И Катя, сгорбившись, шла…

– Постой! – кричала тетка Шура с порога и давала девочке гостинцев: то конфеток, то орешков. – Бьет он тебя?

Катя качала головой.

– А мамку?

И мамку не бил…

– Ну ничего, вот вырастешь – выйдешь замуж и уедешь на все четыре стороны!

Катя трясла головенкой: она все видела перед собой расхристанную мать и эту черную бородищу…

– Ну не замуж – делать там нечего! – лучше выучишься – и поминай как звали, а они пусть живут как хотят, дело ихнее! – И дородная тетка Шура, сотрясаясь всем телом, принималась целовать Катю в маковку.
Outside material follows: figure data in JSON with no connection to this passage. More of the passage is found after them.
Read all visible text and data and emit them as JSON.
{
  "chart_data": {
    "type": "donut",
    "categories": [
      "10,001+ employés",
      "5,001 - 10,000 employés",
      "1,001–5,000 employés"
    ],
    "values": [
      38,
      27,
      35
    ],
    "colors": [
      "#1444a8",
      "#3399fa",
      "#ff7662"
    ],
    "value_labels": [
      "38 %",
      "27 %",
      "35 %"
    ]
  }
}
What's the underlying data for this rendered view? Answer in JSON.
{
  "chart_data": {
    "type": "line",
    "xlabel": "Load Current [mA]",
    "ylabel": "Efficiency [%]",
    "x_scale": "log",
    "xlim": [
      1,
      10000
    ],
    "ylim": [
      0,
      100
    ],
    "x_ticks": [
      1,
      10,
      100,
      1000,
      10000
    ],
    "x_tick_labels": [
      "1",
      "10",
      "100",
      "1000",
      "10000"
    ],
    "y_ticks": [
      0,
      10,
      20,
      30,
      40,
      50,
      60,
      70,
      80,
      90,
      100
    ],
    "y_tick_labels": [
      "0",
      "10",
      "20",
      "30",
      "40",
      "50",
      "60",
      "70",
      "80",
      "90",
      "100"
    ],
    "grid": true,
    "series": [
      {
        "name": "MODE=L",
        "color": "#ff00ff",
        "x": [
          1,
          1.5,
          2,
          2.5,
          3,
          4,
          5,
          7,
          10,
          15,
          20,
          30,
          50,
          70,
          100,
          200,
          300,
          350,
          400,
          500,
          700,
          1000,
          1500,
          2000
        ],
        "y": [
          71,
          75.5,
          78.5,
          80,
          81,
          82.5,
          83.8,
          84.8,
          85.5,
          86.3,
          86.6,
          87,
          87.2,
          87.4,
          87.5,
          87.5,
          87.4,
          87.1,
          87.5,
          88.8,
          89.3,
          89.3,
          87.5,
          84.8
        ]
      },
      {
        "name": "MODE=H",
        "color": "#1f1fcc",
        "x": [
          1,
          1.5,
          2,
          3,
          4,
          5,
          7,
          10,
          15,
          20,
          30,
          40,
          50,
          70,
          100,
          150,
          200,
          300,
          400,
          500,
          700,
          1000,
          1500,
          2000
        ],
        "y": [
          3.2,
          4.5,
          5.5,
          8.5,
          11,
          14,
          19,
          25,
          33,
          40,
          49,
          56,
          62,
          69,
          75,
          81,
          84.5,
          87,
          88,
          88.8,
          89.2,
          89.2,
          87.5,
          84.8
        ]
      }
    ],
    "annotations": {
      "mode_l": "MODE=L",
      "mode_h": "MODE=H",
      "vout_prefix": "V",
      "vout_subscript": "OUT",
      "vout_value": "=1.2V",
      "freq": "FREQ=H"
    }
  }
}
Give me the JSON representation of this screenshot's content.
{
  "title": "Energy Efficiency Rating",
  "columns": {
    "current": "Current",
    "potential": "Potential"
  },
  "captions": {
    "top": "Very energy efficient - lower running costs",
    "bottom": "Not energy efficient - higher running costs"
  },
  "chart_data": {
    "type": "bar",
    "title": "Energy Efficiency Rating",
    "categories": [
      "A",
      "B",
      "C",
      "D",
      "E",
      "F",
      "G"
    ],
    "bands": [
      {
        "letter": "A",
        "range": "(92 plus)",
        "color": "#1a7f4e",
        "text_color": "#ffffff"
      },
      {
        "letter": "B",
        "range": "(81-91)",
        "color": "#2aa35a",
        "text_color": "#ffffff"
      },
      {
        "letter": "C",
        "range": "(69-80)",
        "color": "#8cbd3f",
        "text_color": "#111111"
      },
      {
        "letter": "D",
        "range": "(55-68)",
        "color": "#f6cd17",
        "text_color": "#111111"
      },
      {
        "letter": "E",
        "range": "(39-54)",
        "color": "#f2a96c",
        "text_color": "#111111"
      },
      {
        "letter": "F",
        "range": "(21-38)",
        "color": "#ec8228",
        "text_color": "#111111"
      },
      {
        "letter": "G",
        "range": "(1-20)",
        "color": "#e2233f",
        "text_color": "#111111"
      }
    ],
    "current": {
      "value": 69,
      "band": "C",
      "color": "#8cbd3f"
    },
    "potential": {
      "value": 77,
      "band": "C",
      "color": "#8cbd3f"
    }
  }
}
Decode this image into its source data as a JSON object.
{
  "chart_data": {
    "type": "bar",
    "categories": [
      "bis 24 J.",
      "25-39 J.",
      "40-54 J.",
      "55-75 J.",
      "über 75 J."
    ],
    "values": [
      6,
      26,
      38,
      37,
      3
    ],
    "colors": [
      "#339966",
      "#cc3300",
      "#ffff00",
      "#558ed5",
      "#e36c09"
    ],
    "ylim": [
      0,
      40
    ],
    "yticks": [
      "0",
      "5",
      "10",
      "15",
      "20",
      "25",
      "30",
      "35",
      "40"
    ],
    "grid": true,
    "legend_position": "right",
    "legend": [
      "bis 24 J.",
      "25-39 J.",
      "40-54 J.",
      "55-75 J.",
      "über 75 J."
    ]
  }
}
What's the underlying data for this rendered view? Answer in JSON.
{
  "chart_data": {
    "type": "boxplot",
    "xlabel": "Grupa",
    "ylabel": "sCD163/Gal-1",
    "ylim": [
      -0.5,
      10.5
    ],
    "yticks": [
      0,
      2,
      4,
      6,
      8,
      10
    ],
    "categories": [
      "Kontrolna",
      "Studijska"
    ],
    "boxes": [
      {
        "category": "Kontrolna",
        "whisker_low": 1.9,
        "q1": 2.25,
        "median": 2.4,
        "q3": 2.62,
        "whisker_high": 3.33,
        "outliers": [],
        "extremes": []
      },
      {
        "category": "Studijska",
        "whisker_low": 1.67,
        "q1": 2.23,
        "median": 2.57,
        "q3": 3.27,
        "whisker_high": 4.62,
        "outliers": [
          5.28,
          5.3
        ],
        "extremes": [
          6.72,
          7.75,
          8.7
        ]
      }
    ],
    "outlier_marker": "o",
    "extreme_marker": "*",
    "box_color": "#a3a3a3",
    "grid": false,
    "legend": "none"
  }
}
Потом выпроваживала ее: мол, ступай, покуда мой не возвернулся, пьяные его глаза!

Выучишься – легко сказать! А у Кати все плыло перед глазами, когда Анна Васильевна сухим треснувшим голоском вызывала ее к доске: Чухарёва… Так бы сквозь землю и провалиться… Чухарёва…

– Троечница! – надрывно кашляла мать. – Мать с отцом горбатятся с утра до ночи, а она, неблагодарная! – И она тыкала пальцем в сторону Раиски: та со стипендии купила себе новые полсапожки – да вот беда, не сходились они на ее толстущих икрах (а у Кати ножки махонькие, тоненькие – и торчат в сапожках, точно какие пестики!). – И чего ей только надо-то? А? Одета-обута! – И кашляла, кашляла. – Нет, ну я кому говорю-то, а? Как об стенку горох!

А Катя затыкала уши – и ей вдруг слышалось тихое пение матушки… и все-то она удумает, бедовая головушка…

– Егор, ну ты-то хоть скажи ей! – И снова кашляла, кашляла…

А Егор Семенович стал как-то по-особому засматривать на мать… Вот так, бывало, сидит себе газетку почитывает, конфетку посасывает (он до конфеток был большой охотник!) – потом глаз свой подымет из-под очков – а взгляд тяжелый, с прищуром – да и глянет этак на Надёжу свою, на Надежду Михал’ну (он ее все больше так стал прозывать: Надежда, мол, Михал’на). Глянет – и долго не отводит глаз, а после, словно его уличили в чем, и уткнется в газету сызнова: нет, ну ты смотри – и понапишут же, а? Или Катя опять удумала?..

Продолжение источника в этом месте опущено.